MDI menargetkan sinergi yang dihasilkan tidak berhenti pada proyek percontohan, tetapi berlanjut ke implementasi dan memiliki jalur go-to-market yang jelas. Model kolaborasi ini diharapkan dapat direplikasi lintas entitas dalam ekosistem Telkom Group maupun BUMN.
Di sisi lain, MDI menekankan pentingnya tata kelola sebagai fondasi keberlanjutan model corporate venture capital (CVC). Interaksi yang intensif antara founder, mitra korporasi, investor, hingga vendor dinilai memerlukan sistem tata kelola dan transparansi yang kuat untuk menjaga kredibilitas.
Pada akhir 2025, MDI bersama AMVESINDO menggelar Synergy Innovation Week 2025 sebagai forum kolaborasi startup, Telkom Group, dan berbagai entitas BUMN. Kegiatan tersebut juga menghadirkan Ventures Forum yang melibatkan OJK, Jamdatun, Bappenas, dan Komdigi untuk membahas keselarasan tata kelola dalam ekosistem inovasi.
“Target kami bukan hanya menghasilkan sinergi sekali, tapi membangun cara kerja yang bisa diulang dan diperluas.
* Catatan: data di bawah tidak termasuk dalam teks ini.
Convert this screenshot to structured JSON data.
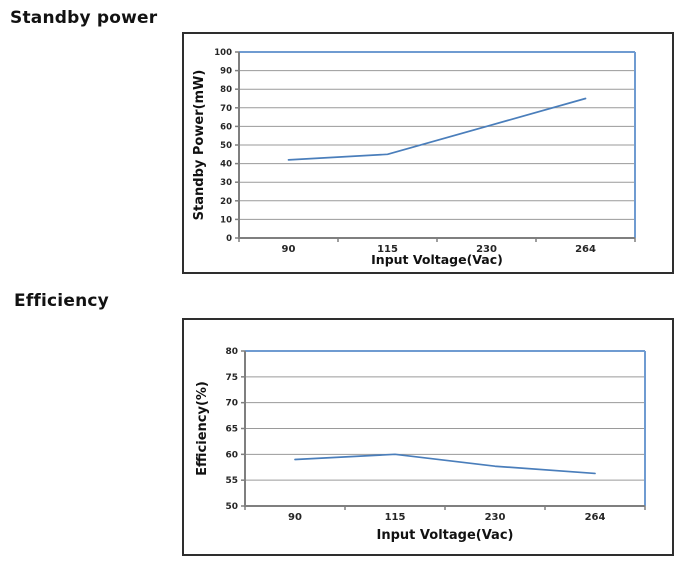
{
  "headings": {
    "standby_power": "Standby power",
    "efficiency": "Efficiency"
  },
  "colors": {
    "series_line": "#4a7ebb",
    "plot_border_blue": "#6f9bd1",
    "gridline": "#9a9a9a",
    "axis_line": "#7f7f7f",
    "outer_border": "#2e2e2e",
    "tick_text": "#262626",
    "axis_title_text": "#111111"
  },
  "chart_data": [
    {
      "type": "line",
      "title": "Standby power",
      "categories": [
        "90",
        "115",
        "230",
        "264"
      ],
      "series": [
        {
          "name": "Standby Power",
          "values": [
            42,
            45,
            60,
            75
          ]
        }
      ],
      "xlabel": "Input Voltage(Vac)",
      "ylabel": "Standby Power(mW)",
      "ylim": [
        0,
        100
      ],
      "ytick_step": 10,
      "yticks": [
        0,
        10,
        20,
        30,
        40,
        50,
        60,
        70,
        80,
        90,
        100
      ],
      "grid": true,
      "legend": false
    },
    {
      "type": "line",
      "title": "Efficiency",
      "categories": [
        "90",
        "115",
        "230",
        "264"
      ],
      "series": [
        {
          "name": "Efficiency",
          "values": [
            59,
            60,
            57.7,
            56.3
          ]
        }
      ],
      "xlabel": "Input Voltage(Vac)",
      "ylabel": "Efficiency(%)",
      "ylim": [
        50,
        80
      ],
      "ytick_step": 5,
      "yticks": [
        50,
        55,
        60,
        65,
        70,
        75,
        80
      ],
      "grid": true,
      "legend": false
    }
  ]
}
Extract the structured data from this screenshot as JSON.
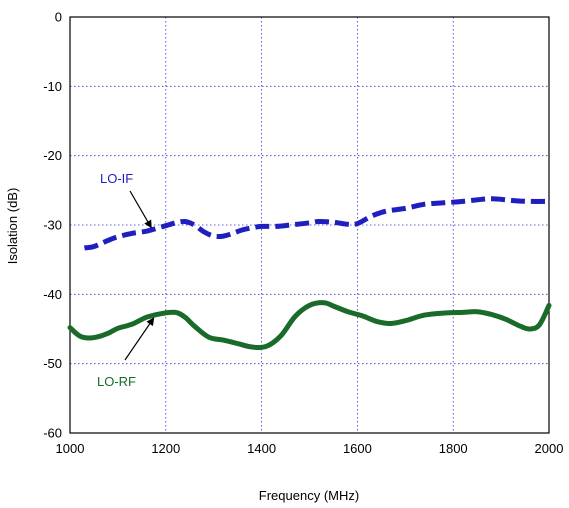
{
  "chart_data": {
    "type": "line",
    "title": "",
    "xlabel": "Frequency (MHz)",
    "ylabel": "Isolation (dB)",
    "xlim": [
      1000,
      2000
    ],
    "ylim": [
      -60,
      0
    ],
    "xticks": [
      1000,
      1200,
      1400,
      1600,
      1800,
      2000
    ],
    "yticks": [
      0,
      -10,
      -20,
      -30,
      -40,
      -50,
      -60
    ],
    "xtick_labels": [
      "1000",
      "1200",
      "1400",
      "1600",
      "1800",
      "2000"
    ],
    "ytick_labels": [
      "0",
      "-10",
      "-20",
      "-30",
      "-40",
      "-50",
      "-60"
    ],
    "grid": true,
    "legend": "none",
    "annotations": [
      {
        "text": "LO-IF",
        "color": "#1f1fbf",
        "arrow_to": [
          1180,
          -30.8
        ]
      },
      {
        "text": "LO-RF",
        "color": "#1a6b2a",
        "arrow_to": [
          1185,
          -43.0
        ]
      }
    ],
    "series": [
      {
        "name": "LO-IF",
        "color": "#1f1fbf",
        "style": "dashed",
        "x": [
          1030,
          1050,
          1080,
          1100,
          1130,
          1160,
          1180,
          1200,
          1220,
          1240,
          1260,
          1280,
          1300,
          1320,
          1340,
          1360,
          1380,
          1400,
          1430,
          1460,
          1500,
          1520,
          1550,
          1580,
          1600,
          1630,
          1660,
          1700,
          1740,
          1780,
          1820,
          1860,
          1880,
          1900,
          1930,
          1960,
          2000
        ],
        "y": [
          -33.3,
          -33.1,
          -32.2,
          -31.7,
          -31.2,
          -30.9,
          -30.5,
          -30.1,
          -29.7,
          -29.5,
          -30.0,
          -31.0,
          -31.6,
          -31.6,
          -31.2,
          -30.7,
          -30.4,
          -30.2,
          -30.2,
          -30.0,
          -29.7,
          -29.5,
          -29.6,
          -29.9,
          -29.8,
          -28.7,
          -28.0,
          -27.6,
          -27.0,
          -26.8,
          -26.6,
          -26.3,
          -26.2,
          -26.3,
          -26.5,
          -26.6,
          -26.6
        ]
      },
      {
        "name": "LO-RF",
        "color": "#1a6b2a",
        "style": "solid",
        "x": [
          1000,
          1020,
          1040,
          1060,
          1080,
          1100,
          1130,
          1160,
          1190,
          1220,
          1240,
          1260,
          1290,
          1320,
          1350,
          1380,
          1410,
          1440,
          1470,
          1500,
          1530,
          1550,
          1580,
          1610,
          1640,
          1670,
          1700,
          1740,
          1780,
          1820,
          1850,
          1880,
          1910,
          1940,
          1960,
          1980,
          2000
        ],
        "y": [
          -44.8,
          -46.0,
          -46.3,
          -46.1,
          -45.6,
          -44.9,
          -44.3,
          -43.3,
          -42.8,
          -42.6,
          -43.3,
          -44.6,
          -46.2,
          -46.6,
          -47.1,
          -47.6,
          -47.5,
          -46.0,
          -43.2,
          -41.6,
          -41.2,
          -41.7,
          -42.5,
          -43.1,
          -43.9,
          -44.2,
          -43.8,
          -43.0,
          -42.7,
          -42.6,
          -42.5,
          -42.9,
          -43.6,
          -44.6,
          -45.0,
          -44.4,
          -41.6
        ]
      }
    ]
  }
}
Karena itu, kami mengawal prosesnya dari identifikasi hingga kerja sama terjadi dan memberi dampak,“ katanya.
Sebagai bagian dari penguatan tata kelola, kata dia, MDI Ventures meraih sertifikasi ISO 37001 Sistem Manajemen Anti Penyuapan (SMAP) serta mempertahankan predikat Indonesia Trusted Company pada ajang Indonesian Institute for Corporate Governance (IICG) Award pada akhir 2025.
Ke depan, MDI akan memperdalam sinergi portofolio dengan pendekatan yang lebih terstruktur dan berorientasi pada eksekusi komersial, sembari menjaga aspek tata kelola sebagai fondasi operasional.